注:写真は温泉のイメージ写真です。レジオネラ菌検出と関係ありません。
温泉のレジオネラ菌検出事例
2012年12月13日埼玉県日高市のサイボク天然温泉まきばの湯客4人が肺炎、呼吸困難等の症状がでました。調べるとレジオネラ菌が検出されました。

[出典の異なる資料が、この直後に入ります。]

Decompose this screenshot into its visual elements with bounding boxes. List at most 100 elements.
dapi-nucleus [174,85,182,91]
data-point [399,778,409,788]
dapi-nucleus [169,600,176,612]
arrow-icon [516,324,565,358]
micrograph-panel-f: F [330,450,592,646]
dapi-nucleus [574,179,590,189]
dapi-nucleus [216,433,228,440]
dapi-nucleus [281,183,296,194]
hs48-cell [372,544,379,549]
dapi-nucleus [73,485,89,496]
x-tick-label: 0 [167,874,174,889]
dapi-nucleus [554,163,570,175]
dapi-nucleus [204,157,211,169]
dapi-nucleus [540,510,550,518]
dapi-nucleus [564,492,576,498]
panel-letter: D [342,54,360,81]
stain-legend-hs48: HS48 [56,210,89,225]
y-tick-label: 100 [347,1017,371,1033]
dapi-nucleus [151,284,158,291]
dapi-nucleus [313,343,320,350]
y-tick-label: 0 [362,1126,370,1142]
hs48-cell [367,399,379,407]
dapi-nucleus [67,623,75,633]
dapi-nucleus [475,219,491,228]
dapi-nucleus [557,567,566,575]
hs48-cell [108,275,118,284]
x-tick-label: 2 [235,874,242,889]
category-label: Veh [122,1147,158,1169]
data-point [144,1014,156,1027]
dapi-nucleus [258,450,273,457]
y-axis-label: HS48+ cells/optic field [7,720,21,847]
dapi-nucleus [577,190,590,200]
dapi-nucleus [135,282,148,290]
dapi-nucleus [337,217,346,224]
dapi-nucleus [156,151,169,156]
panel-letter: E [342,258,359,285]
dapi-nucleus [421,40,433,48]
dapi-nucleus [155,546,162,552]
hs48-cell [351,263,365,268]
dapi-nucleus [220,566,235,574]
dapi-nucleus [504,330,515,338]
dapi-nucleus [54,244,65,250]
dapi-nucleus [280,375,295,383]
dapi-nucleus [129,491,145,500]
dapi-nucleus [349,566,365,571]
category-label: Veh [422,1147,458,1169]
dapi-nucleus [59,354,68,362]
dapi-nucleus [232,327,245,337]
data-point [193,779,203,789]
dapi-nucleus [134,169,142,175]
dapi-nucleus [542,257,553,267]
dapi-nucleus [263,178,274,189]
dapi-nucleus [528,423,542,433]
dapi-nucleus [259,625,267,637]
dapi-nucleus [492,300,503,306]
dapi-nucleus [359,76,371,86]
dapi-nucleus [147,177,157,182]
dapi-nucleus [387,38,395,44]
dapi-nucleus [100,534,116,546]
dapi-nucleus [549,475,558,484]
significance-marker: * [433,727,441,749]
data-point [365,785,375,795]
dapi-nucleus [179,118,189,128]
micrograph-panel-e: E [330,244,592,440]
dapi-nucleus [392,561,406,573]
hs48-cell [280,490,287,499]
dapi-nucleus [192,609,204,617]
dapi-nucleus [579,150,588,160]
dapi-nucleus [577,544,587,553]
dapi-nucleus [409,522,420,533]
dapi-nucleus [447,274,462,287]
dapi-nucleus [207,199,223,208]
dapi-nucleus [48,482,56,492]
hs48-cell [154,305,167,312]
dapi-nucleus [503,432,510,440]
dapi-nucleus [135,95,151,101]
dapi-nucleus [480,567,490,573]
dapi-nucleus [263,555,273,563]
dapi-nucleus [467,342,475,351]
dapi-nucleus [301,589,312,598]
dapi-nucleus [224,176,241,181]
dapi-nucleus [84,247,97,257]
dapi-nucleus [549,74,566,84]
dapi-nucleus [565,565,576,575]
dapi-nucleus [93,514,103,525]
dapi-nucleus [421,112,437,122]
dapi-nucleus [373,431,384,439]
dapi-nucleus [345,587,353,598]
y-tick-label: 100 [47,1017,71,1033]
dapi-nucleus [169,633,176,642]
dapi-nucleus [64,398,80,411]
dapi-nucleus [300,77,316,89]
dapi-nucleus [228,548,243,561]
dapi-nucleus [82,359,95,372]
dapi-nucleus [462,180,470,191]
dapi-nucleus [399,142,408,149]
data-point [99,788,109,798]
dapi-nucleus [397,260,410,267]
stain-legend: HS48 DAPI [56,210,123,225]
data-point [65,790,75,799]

2023年2月24日福岡県筑紫野市二日市温泉大丸別荘客4人が肺炎、呼吸困難等の症状が見られた。調査により通常の約3700倍のレジオネラ菌が検出されました。年2回しかお湯の入れ替えをしてなかったそうです。
レジオネラ菌とは
感染源と伝播(でんぱ)
空調機、水治療用の渦流浴槽、加湿器、汚染された水の供給系がレジオネラ菌の保有体になる。
伝播はエアロゾルの吸入や、汚染水の誤嚥で起こる。
*伝播(でんぱ):広く伝わること
*エアロゾル:ざっくり言うと、空気中に浮遊する微粒子のこと
*渦流浴槽:渦の流れを利用する(マッサージ作用+温熱作用)上肢などの温浴療法用装置
感染
人から人への感染は無い。
病原因子
肺胞マクロファージや単球(それぞれ免疫担当の細胞)に貪食(食われる)されても食胞(免疫細胞が食って取り込む)とリソゾーム(細胞内の不純物分解)の融合を阻害(止める)する。この為、レジオネラ菌は、これらの細胞内で殺菌を免れて生育できます。
例:レジオネラ症(在郷軍人病)
非定型肺炎 症状:7日以内に乾いた咳と発熱がある。レントゲンでは片側、下葉の病変あります。高齢者や免疫不全の方では死に至ることがあります。
例:ポンティアック熱 症状:発熱、悪寒、頭痛、ときに吐き気が48時間以内に出現し、1週間以内に自然に軽快します。
治療
エリスロマイシン、クラリスロマイシン、ジスロマックなどが有効
予防
水供給系の熱湯洗浄と紫外線照射が有効だが、塩素処理は有効ではないとのこと。次亜塩素酸(HCLO),臭素剤、二酸化塩素(CLO2),オゾン(O3)等
まとめ
温泉や銭湯などのお湯はある程度汚染されているだろうと思ってはいるものの、病的な症状が出るとは見た感じわからないのが現状。口コミなどの情報をよく見ていくしかないですね。でもいい時期に良い景色を眺め温泉につかりたいですね。